Toutes les provinces, et tous les âges

Selon le rapport, l’ensemble des provinces canadiennes ont vu leur taux de séropositivité monter en flèche. Au Québec, il atteignait 73,7 % à la fin août, tandis qu’en Alberta, il était de 60 %, en Colombie-Britannique de 52 %, en Ontario de 55,7 %. Même le Canada atlantique, qui avait conservé des taux plus bas en 2021, atteint aujourd’hui un taux d’un peu plus de 60 %.

Toutes proportions gardées, le taux de l’augmentation des infections dans l’est du pays était donc « beaucoup plus élevé que dans les autres provinces et territoires pendant la phase Omicron », relèvent les spécialistes.

Les jeunes adultes, âgés de 17 à 24 ans, sont les plus touchés par le virus, avec environ 77 % d’entre eux ayant fait l’infection. Cette proportion tend toutefois à diminuer avec l’âge : chez les 25-39 ans, la proportion atteint 69 %, puis 60 % chez les 40-59 ans et 44 % chez les personnes âgées de 60 ans et plus.

« Les jeunes n’étaient pas aussi vaccinés, certes, mais les gens plus âgés ont semblé aussi beaucoup plus enclins à prendre des précautions pour prévenir l’infection. Il ne faut pas oublier qu’il y a beaucoup de personnes plus âgées qui n’ont pas été infectées jusqu’à présent. Avec la COVID longue et tout ce que ça implique, ça sera très important que ces personnes continuent de se protéger. Il faut que les autorités continuent de passer des messages en ce sens-là », affirme M. Evans.

Une « immunité hybride »

À ses yeux, il deviendra aussi crucial à terme de « bien saisir l’histoire de l’immunité chez chaque individu », soit « le nombre de vaccins, mais aussi le nombre d’infections ». « Tout ça crée ce qu’on appelle une immunité hybride, et ça va être important de la définir pour déterminer le meilleur moment pour recevoir une dose de rappel, par exemple », explique le professeur de l’Université McGill.

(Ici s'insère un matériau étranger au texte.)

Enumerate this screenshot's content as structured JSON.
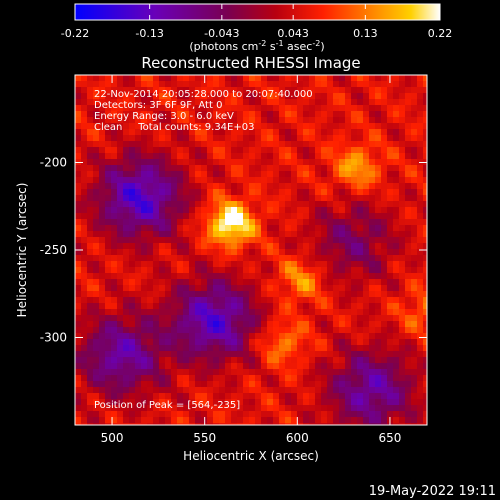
{
  "colorbar": {
    "ticks": [
      "-0.22",
      "-0.13",
      "-0.043",
      "0.043",
      "0.13",
      "0.22"
    ],
    "range": [
      -0.22,
      0.22
    ],
    "unit_main": "(photons cm",
    "unit_exp1": "-2",
    "unit_mid": " s",
    "unit_exp2": "-1",
    "unit_end": " asec",
    "unit_exp3": "-2",
    "unit_close": ")"
  },
  "chart_data": {
    "type": "heatmap",
    "title": "Reconstructed RHESSI Image",
    "xlabel": "Heliocentric X (arcsec)",
    "ylabel": "Heliocentric Y (arcsec)",
    "xlim": [
      480,
      670
    ],
    "ylim": [
      -350,
      -150
    ],
    "xticks": [
      500,
      550,
      600,
      650
    ],
    "yticks": [
      -200,
      -250,
      -300
    ],
    "annotations": [
      "22-Nov-2014 20:05:28.000 to 20:07:40.000",
      "Detectors: 3F 6F 9F, Att 0",
      "Energy Range: 3.0 - 6.0 keV",
      "Clean     Total counts: 9.34E+03"
    ],
    "peak_label": "Position of Peak = [564,-235]",
    "peak": [
      564,
      -235
    ],
    "sources": [
      {
        "x": 564,
        "y": -235,
        "value": 0.22
      },
      {
        "x": 632,
        "y": -203,
        "value": 0.14
      },
      {
        "x": 602,
        "y": -267,
        "value": 0.13
      },
      {
        "x": 592,
        "y": -303,
        "value": 0.12
      },
      {
        "x": 668,
        "y": -285,
        "value": 0.1
      }
    ],
    "negative_regions": [
      {
        "x": 515,
        "y": -220,
        "value": -0.16
      },
      {
        "x": 555,
        "y": -290,
        "value": -0.15
      },
      {
        "x": 505,
        "y": -310,
        "value": -0.12
      },
      {
        "x": 640,
        "y": -330,
        "value": -0.12
      },
      {
        "x": 630,
        "y": -245,
        "value": -0.06
      }
    ]
  },
  "timestamp": "19-May-2022 19:11"
}
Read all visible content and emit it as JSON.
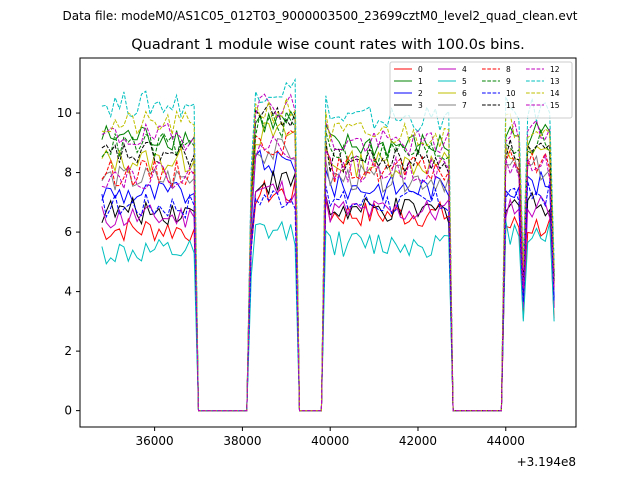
{
  "figure": {
    "suptitle": "Data file: modeM0/AS1C05_012T03_9000003500_23699cztM0_level2_quad_clean.evt"
  },
  "chart_data": {
    "type": "line",
    "title": "Quadrant 1 module wise count rates with 100.0s bins.",
    "xlabel": "",
    "ylabel": "",
    "x_offset_label": "+3.194e8",
    "xlim": [
      34300,
      45600
    ],
    "ylim": [
      -0.55,
      11.85
    ],
    "x_ticks": [
      36000,
      38000,
      40000,
      42000,
      44000
    ],
    "x_tick_labels": [
      "36000",
      "38000",
      "40000",
      "42000",
      "44000"
    ],
    "y_ticks": [
      0,
      2,
      4,
      6,
      8,
      10
    ],
    "y_tick_labels": [
      "0",
      "2",
      "4",
      "6",
      "8",
      "10"
    ],
    "legend_position": "top-right",
    "segments": [
      {
        "start": 34800,
        "end": 36900,
        "drop_to": 37000
      },
      {
        "start": 38200,
        "end": 39200,
        "drop_to": 39300
      },
      {
        "start": 39900,
        "end": 42700,
        "drop_to": 42800
      },
      {
        "start": 44000,
        "end": 45100,
        "drop_to": null
      }
    ],
    "zero_gaps": [
      [
        37000,
        38100
      ],
      [
        39300,
        39800
      ],
      [
        42800,
        43900
      ]
    ],
    "late_dip": {
      "x": 44400,
      "factor": 0.5
    },
    "series": [
      {
        "name": "0",
        "color": "#ff0000",
        "dash": false,
        "levels": [
          6.1,
          7.3,
          6.6,
          6.2
        ]
      },
      {
        "name": "1",
        "color": "#008000",
        "dash": false,
        "levels": [
          9.2,
          9.7,
          8.9,
          9.3
        ]
      },
      {
        "name": "2",
        "color": "#0000ff",
        "dash": false,
        "levels": [
          7.3,
          8.3,
          7.5,
          7.6
        ]
      },
      {
        "name": "3",
        "color": "#000000",
        "dash": false,
        "levels": [
          6.7,
          7.7,
          6.7,
          7.0
        ]
      },
      {
        "name": "4",
        "color": "#bf00bf",
        "dash": false,
        "levels": [
          6.5,
          7.4,
          6.7,
          6.9
        ]
      },
      {
        "name": "5",
        "color": "#00bfbf",
        "dash": false,
        "levels": [
          5.3,
          6.0,
          5.6,
          6.0
        ]
      },
      {
        "name": "6",
        "color": "#bfbf00",
        "dash": false,
        "levels": [
          8.4,
          9.3,
          8.3,
          8.6
        ]
      },
      {
        "name": "7",
        "color": "#808080",
        "dash": false,
        "levels": [
          7.8,
          8.7,
          7.8,
          8.1
        ]
      },
      {
        "name": "8",
        "color": "#ff0000",
        "dash": true,
        "levels": [
          8.0,
          9.0,
          8.1,
          8.3
        ]
      },
      {
        "name": "9",
        "color": "#008000",
        "dash": true,
        "levels": [
          8.9,
          9.6,
          8.7,
          9.0
        ]
      },
      {
        "name": "10",
        "color": "#0000ff",
        "dash": true,
        "levels": [
          6.9,
          7.2,
          7.0,
          7.3
        ]
      },
      {
        "name": "11",
        "color": "#000000",
        "dash": true,
        "levels": [
          8.6,
          9.9,
          8.4,
          8.7
        ]
      },
      {
        "name": "12",
        "color": "#bf00bf",
        "dash": true,
        "levels": [
          9.2,
          10.3,
          9.0,
          9.4
        ]
      },
      {
        "name": "13",
        "color": "#00bfbf",
        "dash": true,
        "levels": [
          10.3,
          10.8,
          9.8,
          10.1
        ]
      },
      {
        "name": "14",
        "color": "#bfbf00",
        "dash": true,
        "levels": [
          9.6,
          10.1,
          9.3,
          9.6
        ]
      },
      {
        "name": "15",
        "color": "#bf00bf",
        "dash": true,
        "levels": [
          7.9,
          8.9,
          8.1,
          8.2
        ]
      }
    ]
  }
}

Environ 98 % des donneurs de sang qui ont participé à l’étude avaient en eux l’anticorps IgG « Antispike », ce qui signifie qu’ils ont reçu au moins un vaccin contre la COVID-19. Le DEvans assure toutefois que la vaccination des sujets n’a pas eu d’influence sur les données.

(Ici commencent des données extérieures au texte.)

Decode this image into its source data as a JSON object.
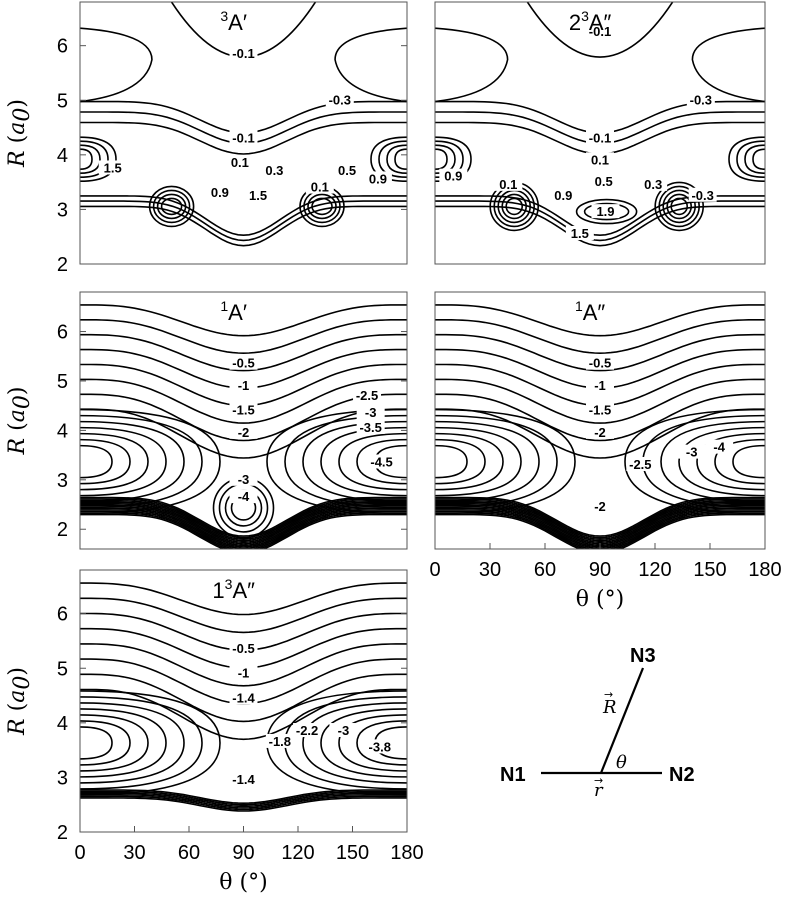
{
  "chart_data": [
    {
      "type": "contour",
      "title": "3A′",
      "title_sup": "3",
      "title_main": "A′",
      "xlim": [
        0,
        180
      ],
      "ylim": [
        2,
        6.8
      ],
      "xlabel": "",
      "ylabel": "R (a0)",
      "yticks": [
        2,
        3,
        4,
        5,
        6
      ],
      "xticks": [],
      "contour_labels": [
        {
          "text": "-0.1",
          "x": 90,
          "y": 5.85
        },
        {
          "text": "-0.3",
          "x": 143,
          "y": 5.0
        },
        {
          "text": "-0.1",
          "x": 90,
          "y": 4.3
        },
        {
          "text": "0.1",
          "x": 88,
          "y": 3.85
        },
        {
          "text": "0.3",
          "x": 107,
          "y": 3.7
        },
        {
          "text": "0.5",
          "x": 147,
          "y": 3.7
        },
        {
          "text": "0.9",
          "x": 164,
          "y": 3.55
        },
        {
          "text": "1.5",
          "x": 18,
          "y": 3.75
        },
        {
          "text": "0.9",
          "x": 77,
          "y": 3.3
        },
        {
          "text": "1.5",
          "x": 98,
          "y": 3.25
        },
        {
          "text": "0.1",
          "x": 132,
          "y": 3.4
        }
      ]
    },
    {
      "type": "contour",
      "title": "23A″",
      "title_pre": "2",
      "title_sup": "3",
      "title_main": "A″",
      "xlim": [
        0,
        180
      ],
      "ylim": [
        2,
        6.8
      ],
      "xlabel": "",
      "ylabel": "",
      "yticks": [],
      "xticks": [],
      "contour_labels": [
        {
          "text": "-0.1",
          "x": 90,
          "y": 6.25
        },
        {
          "text": "-0.3",
          "x": 145,
          "y": 5.0
        },
        {
          "text": "-0.1",
          "x": 90,
          "y": 4.3
        },
        {
          "text": "0.1",
          "x": 90,
          "y": 3.9
        },
        {
          "text": "0.9",
          "x": 10,
          "y": 3.6
        },
        {
          "text": "0.1",
          "x": 40,
          "y": 3.45
        },
        {
          "text": "0.5",
          "x": 92,
          "y": 3.5
        },
        {
          "text": "0.3",
          "x": 119,
          "y": 3.45
        },
        {
          "text": "0.9",
          "x": 70,
          "y": 3.25
        },
        {
          "text": "-0.3",
          "x": 146,
          "y": 3.25
        },
        {
          "text": "1.9",
          "x": 93,
          "y": 2.95
        },
        {
          "text": "1.5",
          "x": 79,
          "y": 2.55
        }
      ]
    },
    {
      "type": "contour",
      "title": "1A′",
      "title_sup": "1",
      "title_main": "A′",
      "xlim": [
        0,
        180
      ],
      "ylim": [
        1.6,
        6.8
      ],
      "xlabel": "",
      "ylabel": "R (a0)",
      "yticks": [
        2,
        3,
        4,
        5,
        6
      ],
      "xticks": [],
      "contour_labels": [
        {
          "text": "-0.5",
          "x": 90,
          "y": 5.35
        },
        {
          "text": "-1",
          "x": 90,
          "y": 4.9
        },
        {
          "text": "-1.5",
          "x": 90,
          "y": 4.4
        },
        {
          "text": "-2",
          "x": 90,
          "y": 3.95
        },
        {
          "text": "-2.5",
          "x": 158,
          "y": 4.7
        },
        {
          "text": "-3",
          "x": 160,
          "y": 4.35
        },
        {
          "text": "-3.5",
          "x": 160,
          "y": 4.05
        },
        {
          "text": "-4.5",
          "x": 166,
          "y": 3.35
        },
        {
          "text": "-3",
          "x": 90,
          "y": 3.0
        },
        {
          "text": "-4",
          "x": 90,
          "y": 2.65
        }
      ]
    },
    {
      "type": "contour",
      "title": "1A″",
      "title_sup": "1",
      "title_main": "A″",
      "xlim": [
        0,
        180
      ],
      "ylim": [
        1.6,
        6.8
      ],
      "xlabel": "θ (°)",
      "ylabel": "",
      "yticks": [],
      "xticks": [
        0,
        30,
        60,
        90,
        120,
        150,
        180
      ],
      "contour_labels": [
        {
          "text": "-0.5",
          "x": 90,
          "y": 5.35
        },
        {
          "text": "-1",
          "x": 90,
          "y": 4.9
        },
        {
          "text": "-1.5",
          "x": 90,
          "y": 4.4
        },
        {
          "text": "-2",
          "x": 90,
          "y": 3.95
        },
        {
          "text": "-2.5",
          "x": 112,
          "y": 3.3
        },
        {
          "text": "-3",
          "x": 140,
          "y": 3.55
        },
        {
          "text": "-4",
          "x": 155,
          "y": 3.65
        },
        {
          "text": "-2",
          "x": 90,
          "y": 2.45
        }
      ]
    },
    {
      "type": "contour",
      "title": "13A″",
      "title_pre": "1",
      "title_sup": "3",
      "title_main": "A″",
      "xlim": [
        0,
        180
      ],
      "ylim": [
        2,
        6.8
      ],
      "xlabel": "θ (°)",
      "ylabel": "R (a0)",
      "yticks": [
        2,
        3,
        4,
        5,
        6
      ],
      "xticks": [
        0,
        30,
        60,
        90,
        120,
        150,
        180
      ],
      "contour_labels": [
        {
          "text": "-0.5",
          "x": 90,
          "y": 5.35
        },
        {
          "text": "-1",
          "x": 90,
          "y": 4.9
        },
        {
          "text": "-1.4",
          "x": 90,
          "y": 4.45
        },
        {
          "text": "-1.8",
          "x": 110,
          "y": 3.65
        },
        {
          "text": "-2.2",
          "x": 125,
          "y": 3.85
        },
        {
          "text": "-3",
          "x": 145,
          "y": 3.85
        },
        {
          "text": "-3.8",
          "x": 165,
          "y": 3.55
        },
        {
          "text": "-1.4",
          "x": 90,
          "y": 2.95
        }
      ]
    }
  ],
  "diagram": {
    "atoms": [
      "N1",
      "N2",
      "N3"
    ],
    "vector_R": "R",
    "vector_r": "r",
    "angle": "θ"
  },
  "axis_text": {
    "R_italic": "R",
    "a0_open": " (",
    "a0_italic": "a",
    "a0_sub": "0",
    "a0_close": ")",
    "theta_label": "θ (°)"
  }
}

« On fait deux tests : un pour l’Antispike, un anticorps généré à la suite de la vaccination, et un autre avec l’Anti-nucléocapside, qui n’est augmenté que s’il y a eu infection. C’est avec ce deuxième anticorps seulement qu’on mesure le niveau de transmission », explique l’expert.

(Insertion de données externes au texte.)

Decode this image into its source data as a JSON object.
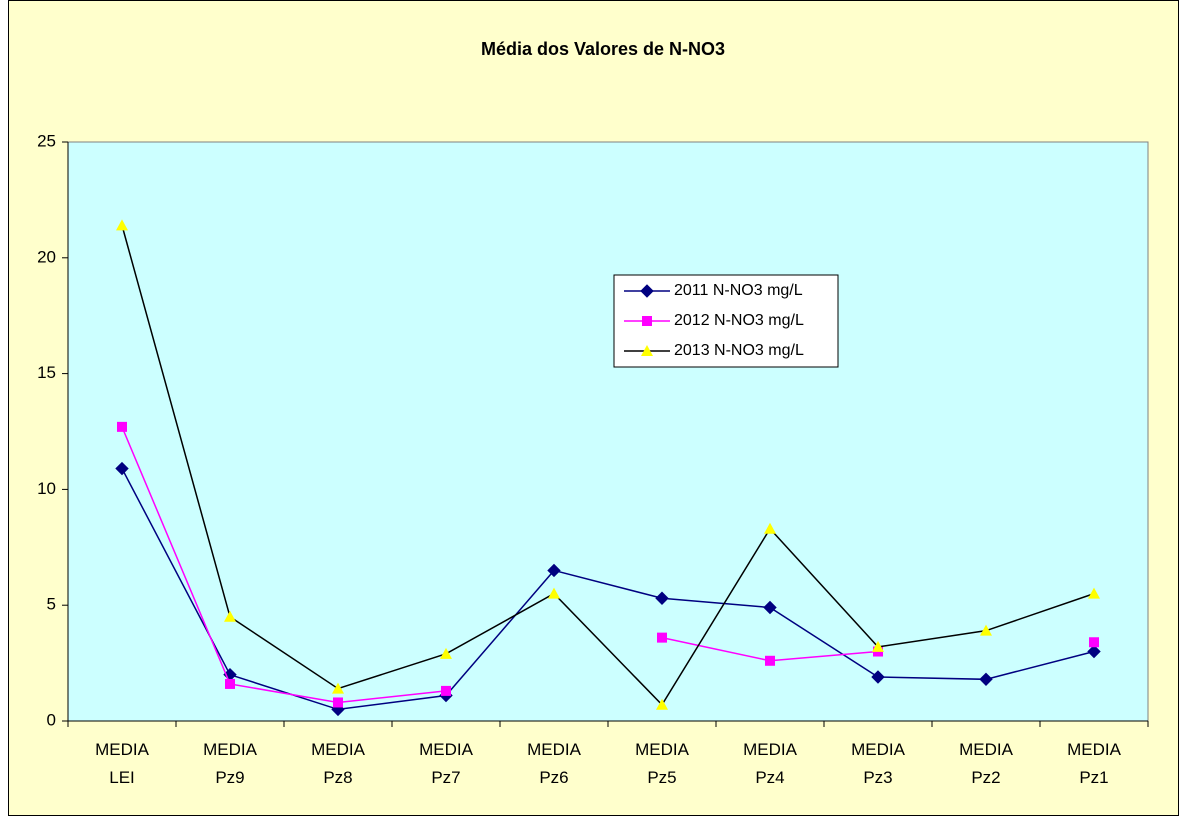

Il note toutefois que les donneurs de sang peuvent ne pas être représentatifs de la population générale en ce qui a trait à la couverture vaccinale, « principalement parce que les enfants et les adolescents sont exclus du don de sang ». En mai, une étude de séroprévalence d’Héma-Québec avait révélé qu’un adulte québécois sur quatre avait contracté la COVID-19 pendant l’hiver, entre décembre et mars. Il s’agissait alors de la quatrième grande enquête de l’organisme québécois depuis le début de la pandémie.